A necessidade do Irã de obter um acordo nuclear tornou-se mais aguda à medida que a crise no Estreito de Ormuz transforma seu modelo de exportação de petróleo em um passivo, em vez de um ativo. A capacidade do país de alavancar o petróleo como arma econômica está se deteriorando, tornando uma resolução diplomática cada vez mais urgente.
Por anos, o modelo de exportação do Irã sobreviveu a sanções apoiando-se na China, barris com desconto, transferências de navio a navio e uma cadeia logística paralela que vai da Ilha Kharg até Malásia, Cingapura e o sistema de refino independente da China. A crise no Estreito de Ormuz não destruiu esse modelo, mas atingiu o preço que mais importa: o desconto que o Irã deve oferecer para manter o interesse dos compradores. À medida que as tensões aumentam, os custos de seguro marítimo dispararam e o prêmio de risco sobre o petróleo bruto iraniano se ampliou. Isso torna mais difícil para Teerã manter seu fluxo de receita, mesmo com a demanda chinesa. A reação do mercado de petróleo é visível no NowPrice, onde os preços de combustível ao vivo e gráficos mostram o impacto da crise nas cadeias de suprimentos globais.

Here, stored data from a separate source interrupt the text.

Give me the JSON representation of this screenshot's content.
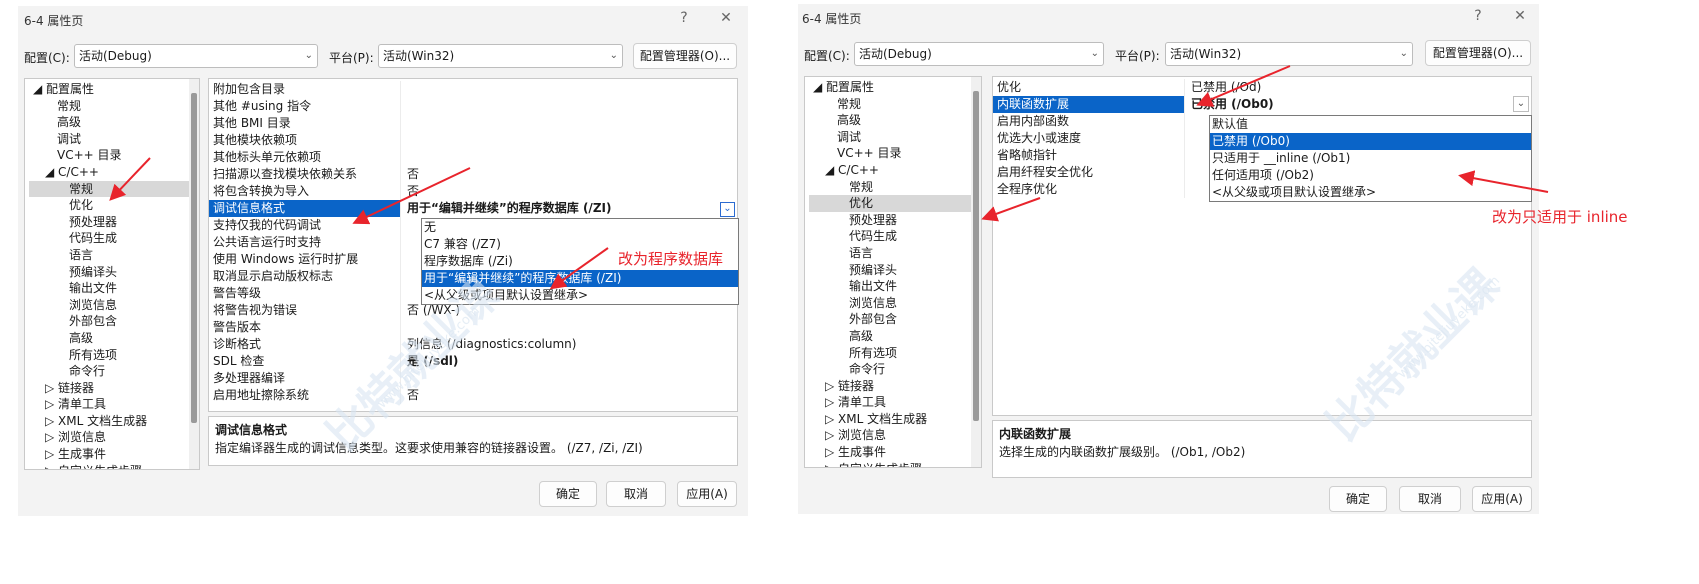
{
  "left": {
    "title": "6-4 属性页",
    "help_glyph": "?",
    "close_glyph": "✕",
    "config_label": "配置(C):",
    "config_value": "活动(Debug)",
    "platform_label": "平台(P):",
    "platform_value": "活动(Win32)",
    "config_manager": "配置管理器(O)...",
    "tree": [
      {
        "text": "◢ 配置属性",
        "indent": 0
      },
      {
        "text": "常规",
        "indent": 2
      },
      {
        "text": "高级",
        "indent": 2
      },
      {
        "text": "调试",
        "indent": 2
      },
      {
        "text": "VC++ 目录",
        "indent": 2
      },
      {
        "text": "◢ C/C++",
        "indent": 1
      },
      {
        "text": "常规",
        "indent": 3,
        "selected": true
      },
      {
        "text": "优化",
        "indent": 3
      },
      {
        "text": "预处理器",
        "indent": 3
      },
      {
        "text": "代码生成",
        "indent": 3
      },
      {
        "text": "语言",
        "indent": 3
      },
      {
        "text": "预编译头",
        "indent": 3
      },
      {
        "text": "输出文件",
        "indent": 3
      },
      {
        "text": "浏览信息",
        "indent": 3
      },
      {
        "text": "外部包含",
        "indent": 3
      },
      {
        "text": "高级",
        "indent": 3
      },
      {
        "text": "所有选项",
        "indent": 3
      },
      {
        "text": "命令行",
        "indent": 3
      },
      {
        "text": "▷ 链接器",
        "indent": 1
      },
      {
        "text": "▷ 清单工具",
        "indent": 1
      },
      {
        "text": "▷ XML 文档生成器",
        "indent": 1
      },
      {
        "text": "▷ 浏览信息",
        "indent": 1
      },
      {
        "text": "▷ 生成事件",
        "indent": 1
      },
      {
        "text": "▷ 自定义生成步骤",
        "indent": 1
      }
    ],
    "props": [
      {
        "name": "附加包含目录",
        "value": ""
      },
      {
        "name": "其他 #using 指令",
        "value": ""
      },
      {
        "name": "其他 BMI 目录",
        "value": ""
      },
      {
        "name": "其他模块依赖项",
        "value": ""
      },
      {
        "name": "其他标头单元依赖项",
        "value": ""
      },
      {
        "name": "扫描源以查找模块依赖关系",
        "value": "否"
      },
      {
        "name": "将包含转换为导入",
        "value": "否"
      },
      {
        "name": "调试信息格式",
        "value": "用于“编辑并继续”的程序数据库 (/ZI)",
        "highlight": true
      },
      {
        "name": "支持仅我的代码调试",
        "value": ""
      },
      {
        "name": "公共语言运行时支持",
        "value": ""
      },
      {
        "name": "使用 Windows 运行时扩展",
        "value": ""
      },
      {
        "name": "取消显示启动版权标志",
        "value": ""
      },
      {
        "name": "警告等级",
        "value": ""
      },
      {
        "name": "将警告视为错误",
        "value": "否 (/WX-)"
      },
      {
        "name": "警告版本",
        "value": ""
      },
      {
        "name": "诊断格式",
        "value": "列信息 (/diagnostics:column)"
      },
      {
        "name": "SDL 检查",
        "value": "是 (/sdl)",
        "bold": true
      },
      {
        "name": "多处理器编译",
        "value": ""
      },
      {
        "name": "启用地址擦除系统",
        "value": "否"
      }
    ],
    "dropdown": [
      {
        "text": "无"
      },
      {
        "text": "C7 兼容 (/Z7)"
      },
      {
        "text": "程序数据库 (/Zi)"
      },
      {
        "text": "用于“编辑并继续”的程序数据库 (/ZI)",
        "selected": true
      },
      {
        "text": "<从父级或项目默认设置继承>"
      }
    ],
    "desc_title": "调试信息格式",
    "desc_text": "指定编译器生成的调试信息类型。这要求使用兼容的链接器设置。 (/Z7, /Zi, /ZI)",
    "ok": "确定",
    "cancel": "取消",
    "apply": "应用(A)",
    "annotation": "改为程序数据库"
  },
  "right": {
    "title": "6-4 属性页",
    "help_glyph": "?",
    "close_glyph": "✕",
    "config_label": "配置(C):",
    "config_value": "活动(Debug)",
    "platform_label": "平台(P):",
    "platform_value": "活动(Win32)",
    "config_manager": "配置管理器(O)...",
    "tree": [
      {
        "text": "◢ 配置属性",
        "indent": 0
      },
      {
        "text": "常规",
        "indent": 2
      },
      {
        "text": "高级",
        "indent": 2
      },
      {
        "text": "调试",
        "indent": 2
      },
      {
        "text": "VC++ 目录",
        "indent": 2
      },
      {
        "text": "◢ C/C++",
        "indent": 1
      },
      {
        "text": "常规",
        "indent": 3
      },
      {
        "text": "优化",
        "indent": 3,
        "selected": true
      },
      {
        "text": "预处理器",
        "indent": 3
      },
      {
        "text": "代码生成",
        "indent": 3
      },
      {
        "text": "语言",
        "indent": 3
      },
      {
        "text": "预编译头",
        "indent": 3
      },
      {
        "text": "输出文件",
        "indent": 3
      },
      {
        "text": "浏览信息",
        "indent": 3
      },
      {
        "text": "外部包含",
        "indent": 3
      },
      {
        "text": "高级",
        "indent": 3
      },
      {
        "text": "所有选项",
        "indent": 3
      },
      {
        "text": "命令行",
        "indent": 3
      },
      {
        "text": "▷ 链接器",
        "indent": 1
      },
      {
        "text": "▷ 清单工具",
        "indent": 1
      },
      {
        "text": "▷ XML 文档生成器",
        "indent": 1
      },
      {
        "text": "▷ 浏览信息",
        "indent": 1
      },
      {
        "text": "▷ 生成事件",
        "indent": 1
      },
      {
        "text": "▷ 自定义生成步骤",
        "indent": 1
      }
    ],
    "props": [
      {
        "name": "优化",
        "value": "已禁用 (/Od)"
      },
      {
        "name": "内联函数扩展",
        "value": "已禁用 (/Ob0)",
        "highlight": true
      },
      {
        "name": "启用内部函数",
        "value": ""
      },
      {
        "name": "优选大小或速度",
        "value": ""
      },
      {
        "name": "省略帧指针",
        "value": ""
      },
      {
        "name": "启用纤程安全优化",
        "value": ""
      },
      {
        "name": "全程序优化",
        "value": ""
      }
    ],
    "dropdown": [
      {
        "text": "默认值"
      },
      {
        "text": "已禁用 (/Ob0)",
        "selected": true
      },
      {
        "text": "只适用于 __inline (/Ob1)"
      },
      {
        "text": "任何适用项 (/Ob2)"
      },
      {
        "text": "<从父级或项目默认设置继承>"
      }
    ],
    "desc_title": "内联函数扩展",
    "desc_text": "选择生成的内联函数扩展级别。 (/Ob1, /Ob2)",
    "ok": "确定",
    "cancel": "取消",
    "apply": "应用(A)",
    "annotation": "改为只适用于 inline"
  },
  "watermark": {
    "brand": "比特就业课",
    "site": "www.bitejiuyeke.com"
  },
  "colors": {
    "selection": "#0a64c8",
    "annotation": "#e8242c"
  }
}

Olhando para o futuro, a questão chave é se o Irã pode garantir um acordo antes que suas receitas de exportação diminuam ainda mais. A próxima reunião da OPEP+ e quaisquer mudanças na política de sanções dos EUA serão críticas. Os traders devem ficar atentos a qualquer avanço diplomático ou escalada no Estreito de Ormuz, pois estes podem desencadear movimentos bruscos nos preços do petróleo bruto. A estrutura de contango no mercado futuro também pode fornecer pistas sobre a demanda por armazenamento e expectativas de oferta.